Above example will return largest value for column age of employee table.

Syntax:

SELECT MAX(column_name) FROM table_name;

# Min

Find the smallest value of column:


select min(age) from employee;

Above example will return smallest value for column age of employee table.

Syntax:


SELECT MIN(column_name) FROM table_name;

# Syntax

  • Function([DISTINCT] expression) -DISTINCT is an optional parameter
  • AVG ( [ ALL | DISTINCT ] expression )
  • COUNT( { [ALL | DISTINCT ] expression ] | * } )
  • GROUPING(<column_expression>)
  • MAX ( [ ALL | DISTINCT ] expression )
  • MIN ( [ ALL | DISTINCT ] expression )
  • SUM ( [ ALL | DISTINCT ] expression )
  • VAR ( [ ALL | DISTINCT ] expression )
    OVER ( [ partition_by_clause ] order_by_clause )
  • VARP ( [ ALL | DISTINCT ] expression )
    OVER ( [ partition_by_clause ] order_by_clause
  • STDEV ( [ ALL | DISTINCT ] expression )
    OVER ( [ partition_by_clause ] order_by_clause )
  • STDEVP ( [ ALL | DISTINCT ] expression )
    OVER ( [ partition_by_clause ] order_by_clause )

# Remarks

In database management an aggregate function is a function where the values of multiple rows are grouped together as input on certain criteria to form a single value of more significant meaning or measurement such as a set, a bag or a list.

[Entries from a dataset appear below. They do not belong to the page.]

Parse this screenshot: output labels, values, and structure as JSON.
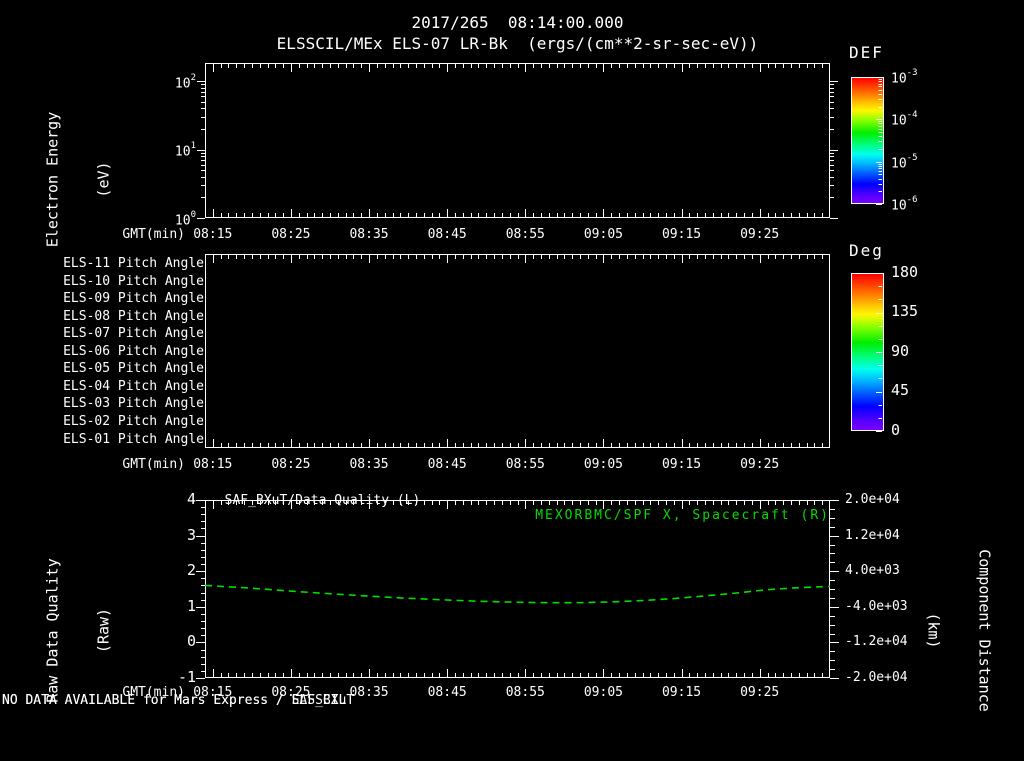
{
  "page": {
    "title_line1": "2017/265  08:14:00.000",
    "title_line2": "ELSSCIL/MEx ELS-07 LR-Bk  (ergs/(cm**2-sr-sec-eV))"
  },
  "time_axis": {
    "label": "GMT(min)",
    "tick_labels": [
      "08:15",
      "08:25",
      "08:35",
      "08:45",
      "08:55",
      "09:05",
      "09:15",
      "09:25"
    ],
    "start_time": "08:14:00",
    "end_time": "09:34:00"
  },
  "energy_panel": {
    "ylabel": "Electron Energy",
    "ylabel_units": "(eV)",
    "yticks": [
      {
        "base": "10",
        "exp": "2"
      },
      {
        "base": "10",
        "exp": "1"
      },
      {
        "base": "10",
        "exp": "0"
      }
    ],
    "colorbar": {
      "title": "DEF",
      "tick_labels": [
        {
          "base": "10",
          "exp": "-3"
        },
        {
          "base": "10",
          "exp": "-4"
        },
        {
          "base": "10",
          "exp": "-5"
        },
        {
          "base": "10",
          "exp": "-6"
        }
      ]
    }
  },
  "pitch_panel": {
    "row_labels": [
      "ELS-11 Pitch Angle",
      "ELS-10 Pitch Angle",
      "ELS-09 Pitch Angle",
      "ELS-08 Pitch Angle",
      "ELS-07 Pitch Angle",
      "ELS-06 Pitch Angle",
      "ELS-05 Pitch Angle",
      "ELS-04 Pitch Angle",
      "ELS-03 Pitch Angle",
      "ELS-02 Pitch Angle",
      "ELS-01 Pitch Angle"
    ],
    "colorbar": {
      "title": "Deg",
      "tick_labels": [
        "180",
        "135",
        "90",
        "45",
        "0"
      ]
    }
  },
  "quality_panel": {
    "title_left": "SAF_BXuT/Data Quality (L)",
    "title_right": "MEXORBMC/SPF X, Spacecraft (R)",
    "ylabel_left": "Raw Data Quality",
    "ylabel_left_units": "(Raw)",
    "ylabel_right": "Component Distance",
    "ylabel_right_units": "(km)",
    "left_tick_labels": [
      "4",
      "3",
      "2",
      "1",
      "0",
      "-1"
    ],
    "right_tick_labels": [
      "2.0e+04",
      "1.2e+04",
      "4.0e+03",
      "-4.0e+03",
      "-1.2e+04",
      "-2.0e+04"
    ]
  },
  "status_overlay": {
    "message_1": "NO DATA AVAILABLE for Mars Express / ELSSCIL",
    "message_2": "NO DATA AVAILABLE for Mars Express / SAF_BXuT"
  },
  "colors": {
    "background": "#000000",
    "foreground": "#ffffff",
    "series_green": "#00dd00",
    "rainbow_top_to_bottom": [
      "#ff0000",
      "#ff6600",
      "#ffcc00",
      "#fff700",
      "#88ff00",
      "#00ee00",
      "#00ff88",
      "#00ffee",
      "#00bbff",
      "#0055ff",
      "#0000ff",
      "#7b00ff"
    ]
  },
  "chart_data": [
    {
      "type": "heatmap",
      "panel": "electron-energy-spectrogram",
      "title": "2017/265  08:14:00.000",
      "subtitle": "ELSSCIL/MEx ELS-07 LR-Bk  (ergs/(cm**2-sr-sec-eV))",
      "xlabel": "GMT(min)",
      "x_range": [
        "08:14:00",
        "09:34:00"
      ],
      "x_ticks": [
        "08:15",
        "08:25",
        "08:35",
        "08:45",
        "08:55",
        "09:05",
        "09:15",
        "09:25"
      ],
      "ylabel": "Electron Energy (eV)",
      "yscale": "log",
      "y_ticks": [
        1,
        10,
        100
      ],
      "colorbar": {
        "label": "DEF",
        "units": "ergs/(cm**2-sr-sec-eV)",
        "scale": "log",
        "ticks": [
          0.001,
          0.0001,
          1e-05,
          1e-06
        ]
      },
      "values": [],
      "note": "panel empty - no data plotted"
    },
    {
      "type": "heatmap",
      "panel": "pitch-angle-rows",
      "rows": [
        "ELS-11",
        "ELS-10",
        "ELS-09",
        "ELS-08",
        "ELS-07",
        "ELS-06",
        "ELS-05",
        "ELS-04",
        "ELS-03",
        "ELS-02",
        "ELS-01"
      ],
      "xlabel": "GMT(min)",
      "x_range": [
        "08:14:00",
        "09:34:00"
      ],
      "x_ticks": [
        "08:15",
        "08:25",
        "08:35",
        "08:45",
        "08:55",
        "09:05",
        "09:15",
        "09:25"
      ],
      "colorbar": {
        "label": "Deg",
        "range": [
          0,
          180
        ],
        "ticks": [
          180,
          135,
          90,
          45,
          0
        ]
      },
      "values": [],
      "note": "panel empty - no data plotted"
    },
    {
      "type": "line",
      "panel": "quality-and-distance",
      "title_left": "SAF_BXuT/Data Quality (L)",
      "title_right": "MEXORBMC/SPF X, Spacecraft (R)",
      "xlabel": "GMT(min)",
      "x_range": [
        "08:14:00",
        "09:34:00"
      ],
      "x_ticks": [
        "08:15",
        "08:25",
        "08:35",
        "08:45",
        "08:55",
        "09:05",
        "09:15",
        "09:25"
      ],
      "left_axis": {
        "label": "Raw Data Quality (Raw)",
        "range": [
          -1,
          4
        ],
        "ticks": [
          4,
          3,
          2,
          1,
          0,
          -1
        ]
      },
      "right_axis": {
        "label": "Component Distance (km)",
        "range": [
          -20000,
          20000
        ],
        "ticks": [
          20000,
          12000,
          4000,
          -4000,
          -12000,
          -20000
        ]
      },
      "series": [
        {
          "name": "MEXORBMC/SPF X, Spacecraft (R)",
          "axis": "right",
          "color": "#00dd00",
          "style": "dashed",
          "x_minutes_after_start": [
            0,
            5,
            10,
            15,
            20,
            25,
            30,
            35,
            40,
            44,
            48,
            52,
            56,
            60,
            64,
            68,
            72,
            76,
            80
          ],
          "y_km": [
            800,
            300,
            -350,
            -950,
            -1500,
            -2000,
            -2400,
            -2750,
            -2980,
            -3080,
            -3060,
            -2900,
            -2600,
            -2150,
            -1550,
            -900,
            -150,
            300,
            600
          ]
        }
      ],
      "note": "SAF_BXuT quality series absent (NO DATA AVAILABLE)"
    }
  ]
}
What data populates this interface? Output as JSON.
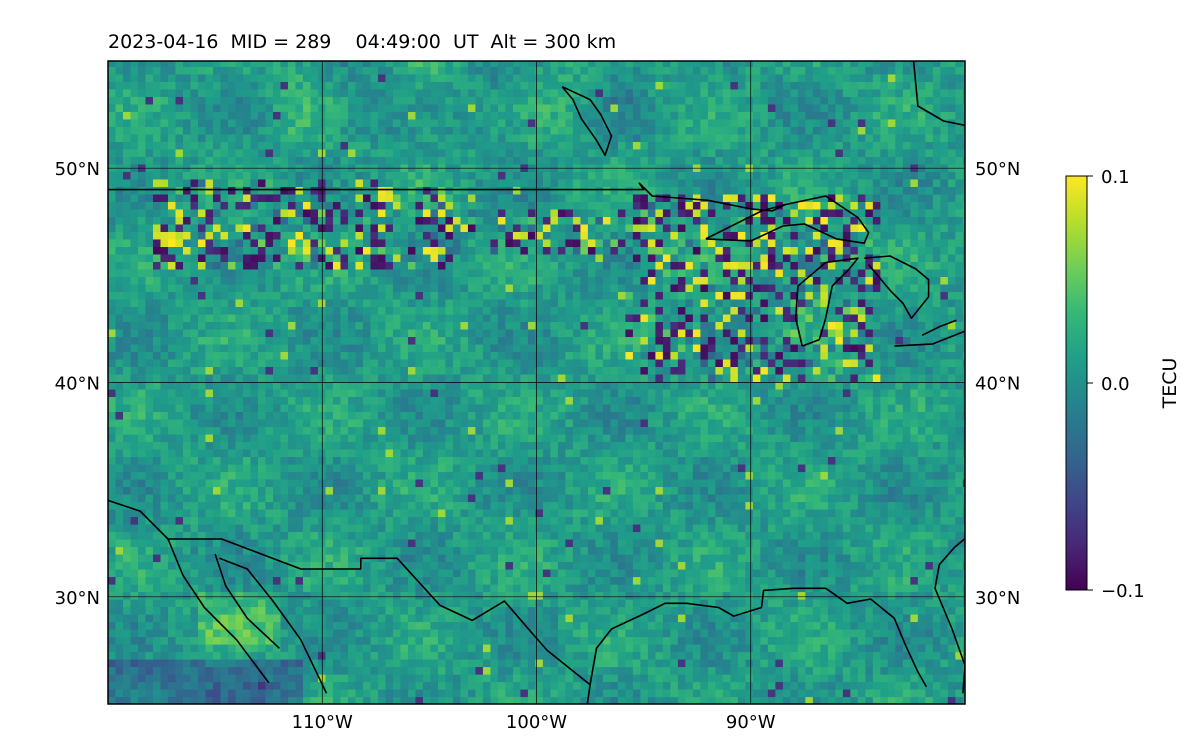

MIN        returns the smallest value in a given column
MAX        returns the largest value in a given column
SUM        returns the sum of the numeric values in a given column
AVG        returns the average value of a given column
COUNT      returns the total number of values in a given column
COUNT(*)   returns the number of rows in a table
GROUPING   Is a column or an expression that contains a column in a GROUP BY clause.
STDEV      returns the statistical standard deviation of all values in the specified expression.
STDEVP     returns the statistical standard deviation for the population for all values in the specified expression.
VAR        returns the statistical variance of all values in the specified expression. may be followed by the OVER clause.
VARP       returns the statistical variance for the population for all values in the specified expression.

Aggregate functions are used to compute against a "returned column of numeric data" from your `SELECT` statement. They basically summarize the results of a particular column of selected data. - [SQLCourse2.com](http://www.sqlcourse2.com/agg_functions.html)

All aggregate functions ignore NULL values.